Stone Arch Bridge

Stone Arch Bridge
Mill City

Tuesday, November 30, 2010

Holiday Shopping

Will you do more of your holiday shopping on-line or at retail outlets this year?

While I've been an on-line shopper for years - this year is the tipping point in which our family will be doing more on-line shopping versus visiting the retail store. Free shipping and great deals seem to be the rage this year for on-line shopping outlets.
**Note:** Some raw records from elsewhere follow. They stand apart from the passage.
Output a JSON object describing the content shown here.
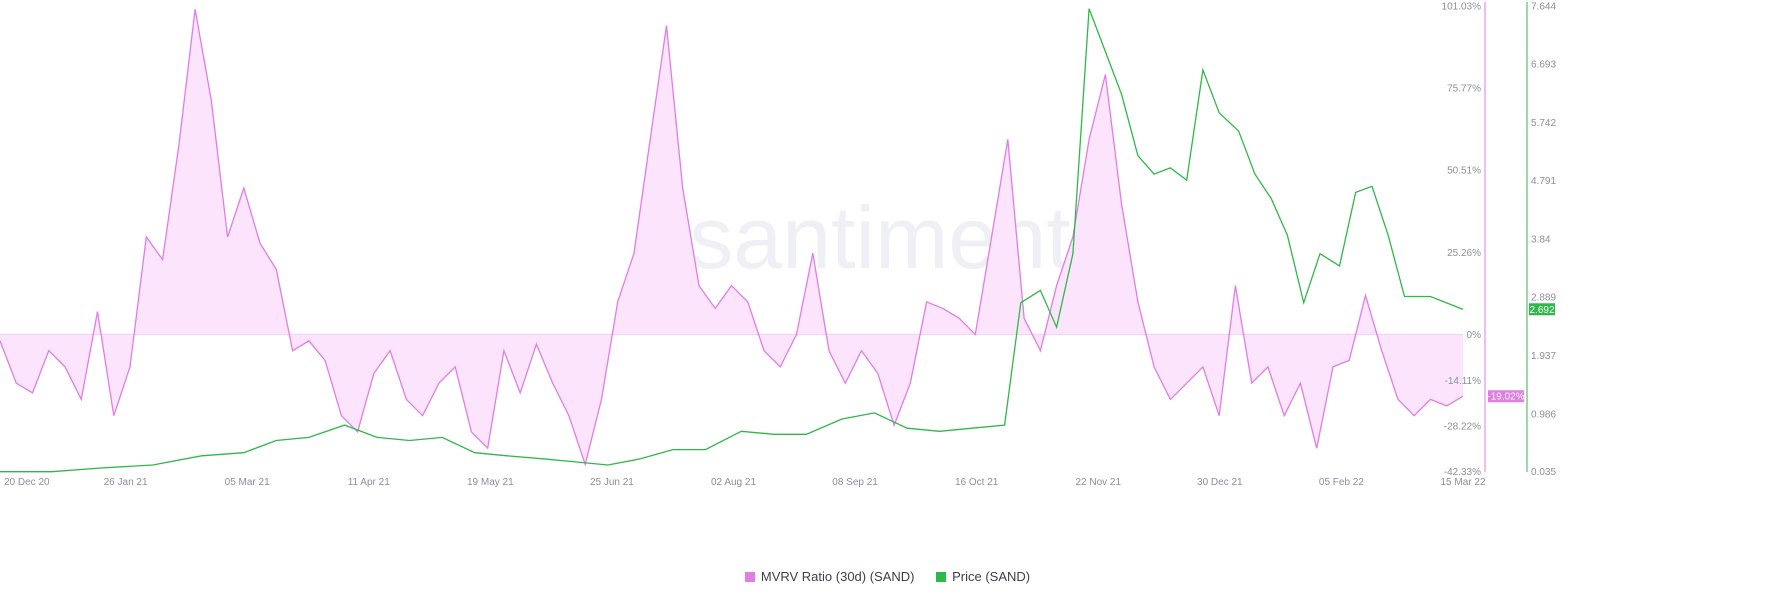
{
  "watermark": "·santiment·",
  "colors": {
    "mvrv": "#e07ee6",
    "mvrv_fill": "#fbe4fc",
    "price": "#2fb84a",
    "axis_text": "#8a8f9f",
    "zero_line": "#f1b6f4"
  },
  "chart_data": {
    "type": "line",
    "title": "",
    "x_ticks": [
      "20 Dec 20",
      "26 Jan 21",
      "05 Mar 21",
      "11 Apr 21",
      "19 May 21",
      "25 Jun 21",
      "02 Aug 21",
      "08 Sep 21",
      "16 Oct 21",
      "22 Nov 21",
      "30 Dec 21",
      "05 Feb 22",
      "15 Mar 22"
    ],
    "x_range": [
      "2020-12-20",
      "2022-03-15"
    ],
    "y_left_ticks": [
      "101.03%",
      "75.77%",
      "50.51%",
      "25.26%",
      "0%",
      "-14.11%",
      "-28.22%",
      "-42.33%"
    ],
    "y_left_range": [
      -42.33,
      101.03
    ],
    "y_right_ticks": [
      "7.644",
      "6.693",
      "5.742",
      "4.791",
      "3.84",
      "2.889",
      "1.937",
      "0.986",
      "0.035"
    ],
    "y_right_range": [
      0.035,
      7.644
    ],
    "current_values": {
      "mvrv": "-19.02%",
      "price": "2.692"
    },
    "legend": [
      {
        "name": "MVRV Ratio (30d) (SAND)",
        "color": "#e07ee6"
      },
      {
        "name": "Price (SAND)",
        "color": "#2fb84a"
      }
    ],
    "series": [
      {
        "name": "MVRV Ratio (30d) (SAND)",
        "axis": "left",
        "unit": "%",
        "x": [
          "2020-12-20",
          "2020-12-25",
          "2020-12-30",
          "2021-01-04",
          "2021-01-09",
          "2021-01-14",
          "2021-01-19",
          "2021-01-24",
          "2021-01-29",
          "2021-02-03",
          "2021-02-08",
          "2021-02-13",
          "2021-02-18",
          "2021-02-23",
          "2021-02-28",
          "2021-03-05",
          "2021-03-10",
          "2021-03-15",
          "2021-03-20",
          "2021-03-25",
          "2021-03-30",
          "2021-04-04",
          "2021-04-09",
          "2021-04-14",
          "2021-04-19",
          "2021-04-24",
          "2021-04-29",
          "2021-05-04",
          "2021-05-09",
          "2021-05-14",
          "2021-05-19",
          "2021-05-24",
          "2021-05-29",
          "2021-06-03",
          "2021-06-08",
          "2021-06-13",
          "2021-06-18",
          "2021-06-23",
          "2021-06-28",
          "2021-07-03",
          "2021-07-08",
          "2021-07-13",
          "2021-07-18",
          "2021-07-23",
          "2021-07-28",
          "2021-08-02",
          "2021-08-07",
          "2021-08-12",
          "2021-08-17",
          "2021-08-22",
          "2021-08-27",
          "2021-09-01",
          "2021-09-06",
          "2021-09-11",
          "2021-09-16",
          "2021-09-21",
          "2021-09-26",
          "2021-10-01",
          "2021-10-06",
          "2021-10-11",
          "2021-10-16",
          "2021-10-21",
          "2021-10-26",
          "2021-10-31",
          "2021-11-05",
          "2021-11-10",
          "2021-11-15",
          "2021-11-20",
          "2021-11-25",
          "2021-11-30",
          "2021-12-05",
          "2021-12-10",
          "2021-12-15",
          "2021-12-20",
          "2021-12-25",
          "2021-12-30",
          "2022-01-04",
          "2022-01-09",
          "2022-01-14",
          "2022-01-19",
          "2022-01-24",
          "2022-01-29",
          "2022-02-03",
          "2022-02-08",
          "2022-02-13",
          "2022-02-18",
          "2022-02-23",
          "2022-02-28",
          "2022-03-05",
          "2022-03-10",
          "2022-03-15"
        ],
        "values": [
          -2,
          -15,
          -18,
          -5,
          -10,
          -20,
          7,
          -25,
          -10,
          30,
          23,
          58,
          100,
          72,
          30,
          45,
          28,
          20,
          -5,
          -2,
          -8,
          -25,
          -30,
          -12,
          -5,
          -20,
          -25,
          -15,
          -10,
          -30,
          -35,
          -5,
          -18,
          -3,
          -15,
          -25,
          -40,
          -20,
          10,
          25,
          60,
          95,
          45,
          15,
          8,
          15,
          10,
          -5,
          -10,
          0,
          25,
          -5,
          -15,
          -5,
          -12,
          -28,
          -15,
          10,
          8,
          5,
          0,
          30,
          60,
          5,
          -5,
          15,
          30,
          60,
          80,
          40,
          10,
          -10,
          -20,
          -15,
          -10,
          -25,
          15,
          -15,
          -10,
          -25,
          -15,
          -35,
          -10,
          -8,
          12,
          -5,
          -20,
          -25,
          -20,
          -22,
          -19.02
        ]
      },
      {
        "name": "Price (SAND)",
        "axis": "right",
        "unit": "USD",
        "x": [
          "2020-12-20",
          "2021-01-05",
          "2021-01-20",
          "2021-02-05",
          "2021-02-20",
          "2021-03-05",
          "2021-03-15",
          "2021-03-25",
          "2021-04-05",
          "2021-04-15",
          "2021-04-25",
          "2021-05-05",
          "2021-05-15",
          "2021-05-25",
          "2021-06-05",
          "2021-06-15",
          "2021-06-25",
          "2021-07-05",
          "2021-07-15",
          "2021-07-25",
          "2021-08-05",
          "2021-08-15",
          "2021-08-25",
          "2021-09-05",
          "2021-09-15",
          "2021-09-25",
          "2021-10-05",
          "2021-10-15",
          "2021-10-25",
          "2021-10-30",
          "2021-11-05",
          "2021-11-10",
          "2021-11-15",
          "2021-11-20",
          "2021-11-25",
          "2021-11-30",
          "2021-12-05",
          "2021-12-10",
          "2021-12-15",
          "2021-12-20",
          "2021-12-25",
          "2021-12-30",
          "2022-01-05",
          "2022-01-10",
          "2022-01-15",
          "2022-01-20",
          "2022-01-25",
          "2022-01-30",
          "2022-02-05",
          "2022-02-10",
          "2022-02-15",
          "2022-02-20",
          "2022-02-25",
          "2022-03-05",
          "2022-03-15"
        ],
        "values": [
          0.04,
          0.04,
          0.1,
          0.15,
          0.3,
          0.35,
          0.55,
          0.6,
          0.8,
          0.6,
          0.55,
          0.6,
          0.35,
          0.3,
          0.25,
          0.2,
          0.15,
          0.25,
          0.4,
          0.4,
          0.7,
          0.65,
          0.65,
          0.9,
          1.0,
          0.75,
          0.7,
          0.75,
          0.8,
          2.8,
          3.0,
          2.4,
          3.6,
          7.6,
          6.9,
          6.2,
          5.2,
          4.9,
          5.0,
          4.8,
          6.6,
          5.9,
          5.6,
          4.9,
          4.5,
          3.9,
          2.8,
          3.6,
          3.4,
          4.6,
          4.7,
          3.9,
          2.9,
          2.9,
          2.69
        ]
      }
    ]
  }
}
The convenience of sitting on your laptop at home and picking stuff out has always been the draw for on-line shopping. But with all the incentives and free shipping this year - it is the year where on-line shopping will dominant in the Jenson household. Just last night on "Cyber Monday" we made some purchases on Land's End and got $20 off a purchase of $75 and received free shipping. With this benefit why would you even consider going out to a store and battle the crowds?

So this year we just put some Christmas music on the old iPod and shop away on the laptop. It's the future and for us this year we will be making the majority of our purchases on-line.

So how about you - are you going to be more of an on-line shopper or do you need to hit the stores to do your shopping? Let me know what your plans are.

Friday, November 12, 2010

How Goodby got back on track


When people in the advertising industry think about agencies that do great television advertising the usual names that come up are Fallon, BBDO, Crispin and Goodby Silverstein.

So I was excited to hear Derek Robson the Managing Director of Goodby talk about "Agency Evolution - Reinventing Goodby, Silverstein & Partners" at a Minnesota AdFed Breakfast this past Wednesday.

Derek was on the front line of the Agency Evolution at Goodby when he was brought in 2005 by Jeff Goodby and Rich Silverstein to change the course of the agency. The agency was fearful of becoming "irrelevant". This from an agency that typically churned out the best television creative year after year for clients like Saturn and Budweiser. But with tidal shift of interactive the leaders at Goodby felt that they were not ready for this shift.

Derek an Account Planner by trade from BBH in London set up a thorough assessment of GSP from clients, consultants, the trade press and from employees. His findings were pretty eye-opening. He heard often from the trade press they didn't align GSP with integration - ouch. And when visiting consultants he was able to see the video materials that other agencies sent out - very impressive "stories" about the integrated work that they did. He found that Goodby just had a TV reel and nothing else to show consultants. So clearly this was one thing that they needed to change - the "perception" that GSP was not just a TV shop but showing the other work that they indeed did.

His assessment was that things needed to change because in May '05 the creative work was 82% in traditional media and 18% interactive. Just one year later in May '06 it had changed to 58% traditional media and 42% interactive. So while the tidal wave of change was happening with the shift to increasing amounts of interactive work the creative department was staffed with more than half of the team being considered more traditional in their orientation. They started to shift this by pairing up a traditional and interactive creatives - and certainly there was turnover with those who were not willing to jump on the interactive bandwagon.

And since this shift in agency focus started five years ago - 75% of the staffed has turned over. They have recruited from areas like improv, gaming developers to content curators. It's a very impressive story and gives notice to all agencies out there to continue to evolve and change into a more digital mindset.

He closed with a great quote "Agencies of the future may not be the Agencies that have dominated in the past." How true this will be.

What do you think? Share your thoughts.